Brian, Ealing, and Understand
The second of two posts documenting the profound effects of music on my life.
Last month I explained how seeing Galaxie 500 in London in 1990 changed the course of my career:
In this week’s post I talk some more on a subject that I touched on in that post - how Ken Sweeney started work at the BBC and the thrilling series of events that followed… and are still causing ripples! Without Ken’s arrival at the Film & VT Library I possibly wouldn’t even have been at that life-changing show.
Part Two - You Don’t Want a Boyfriend
I joined the BBC Film and Videotape Library in November 1984, working in the film stores. The library was on an industrial estate in Brentford and contained hundreds of thousands of items of film and videotape and the job of the stores staff was to retrieve and replace hundreds of items a day. It was not a great job, but if you played it right it was tolerable and paid pretty well, and we had a great team of people working there.
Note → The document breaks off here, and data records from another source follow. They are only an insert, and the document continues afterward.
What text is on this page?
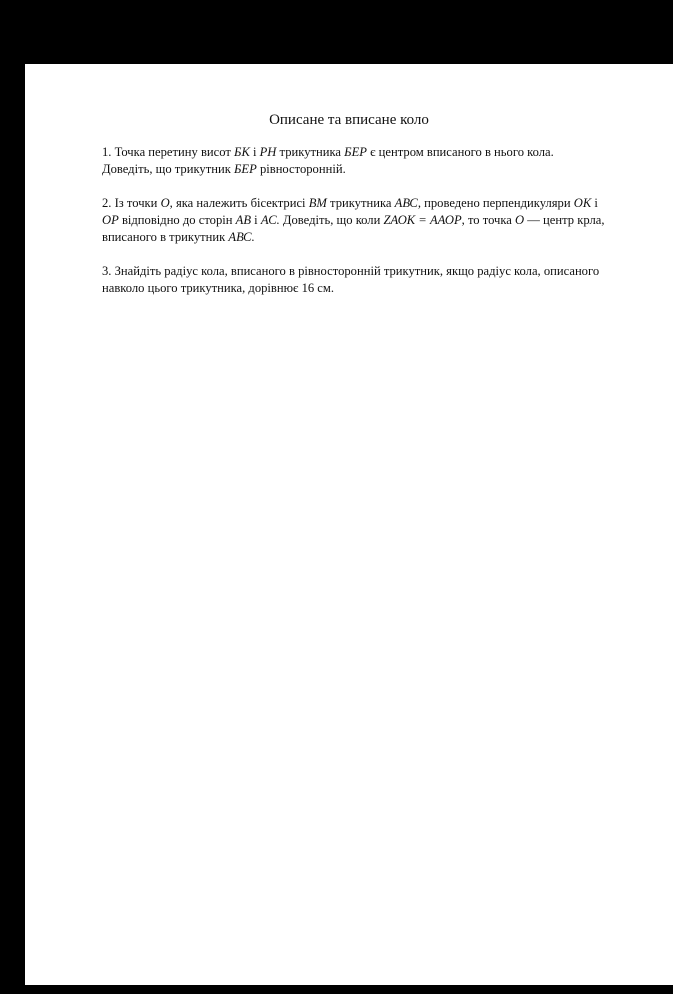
Описане та вписане коло

1. Точка перетину висот БК і РН трикутника БЕР є центром вписаного в нього кола.
Доведіть, що трикутник БЕР рівносторонній.

2. Із точки О, яка належить бісектрисі ВМ трикутника АВС, проведено перпендикуляри ОК і
ОР відповідно до сторін АВ і АС. Доведіть, що коли ZАОК = ААОР, то точка О — центр крла,
вписаного в трикутник АВС.

3. Знайдіть радіус кола, вписаного в рівносторонній трикутник, якщо радіус кола, описаного
навколо цього трикутника, дорівнює 16 см.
When Ken arrived at the BBC in 1990 from Dublin, he did so with a past. Once it had become clear that we were going to be friends he handed me a copy of that past - it came as a 7” single by a band called Brian who, at the time was him, and his friend Niall. It also came with a newspaper clipping that declared that the single - A Million Miles - was Hot Press magazine’s fourth best single of 1989 (and to be honest it was better than the three above it).
He also arrived with plans.
In 1990 Ken, Niall, and myself spent a lot of time in a bedroom in a house share, just off the Hanger Lane Gyratory in west London recording demos of the songs that would eventually become Brian’s first album Understand. Ken and Niall were the musicians, and I was the one figuring out the borrowed and rented equipment, that we were using to record with, from well-thumbed manuals, or photocopies of manuals. Sadly Googling the instructions was still eight years away.
At one point over a meal at nearby L.A. Pizza I was asked to be the band’s bassist, I accepted but never really had the skill or dedication to be that, so soon we decided that my skills better served the band as driver, technician, money-lender, and anything else that I was asked to do for it. I loved it!
The first physical manifestation of all of this was a seven inch single that was put out on our own record label - Ken likes to say it was my label but that always felt a bit generous - I was just the front - the label was called “Detzi Records” and was named after Detzi Kruszyński who was a football player who played for Wimbledon at the time. I think we chose the name less in tribute but more for the mysterious obscurity of it. The address on the label was that of my parents house in Cobham - and the only people who noticed, and made use of, the address were Matt and Claire of Sarah Records who sent Ken a letter there.

The photo on the front cover of the single was taken outside Ealing Town Hall by another BBC film library employee Martin Sapsed - seven years later Hazel and I were photographed coming out of the same building by the same photographer/friend after we were married. The story on the back was written by Graham Linehan. I did take some video of the photo shoot but sadly that has gone astray (although I think Ken has it somewhere).
The single was Hot Press’s 18th best single of the year (and to be honest it was better that the seventeen above it).
Ken signed to Setanta Records and Boyfriend, and the rest of the recordings, became Brian’s first album Understand an absolute masterpiece that I am so proud to have had a small part in (and my name on the back of). A short time later the album was followed up with the equally splendid Planes EP.
Both Understand and Planes are being reissued on Friday by boutique label Needle Mythology renamed as Understood and with the previously unreleased track If You Knew that mysteriously never made it onto the album.
Ken went on to record a second album as Brian. Bring Trouble was recorded at September Sound studios, which was then being leased by The Cocteau Twins, had a much more professional set up and the second album is also excellent (and never had a vinyl release so… fingers crossed that this too gets a deluxe reissue some time).
I used to regularly cycle past September Sound when I worked at The National Archives, it was on the river next to Richmond Lock. By then The Cocteau Twins had moved out and it was in a state of limbo… it may still be? Ken asked me to photograph it in 2015.
By then, the Internet was becoming important so my job had moved from being all those other things (although I still did the driving) to running the Brian website, and an email newsletter.
And that was it… Ken returned to Dublin, and became an entertainment journalist… and my brief and exciting adventure on the fringes of the music industry came quietly to an end.
Postscript
The AHFoW connection, despite not being explicit in this post, is very strong. Ken gave me the tape on which I first heard Galaxie 500, he was with me at both the Galaxie 500 shows I was at in 1990, and the first Luna show at the Underworld in 1992. He also got me Dean Wareham’s autograph, on some ear-drop instructions when he bumped into him in a hotel bar after a gig (that he hadn’t been at but I was!)
Post-postscript
Obviously there were other things that had profound effects on my life and career - the two most significant are the two folk in this picture who aren’t Dean, Britta, or me - but I’ll spare you a wordy post about them… for now!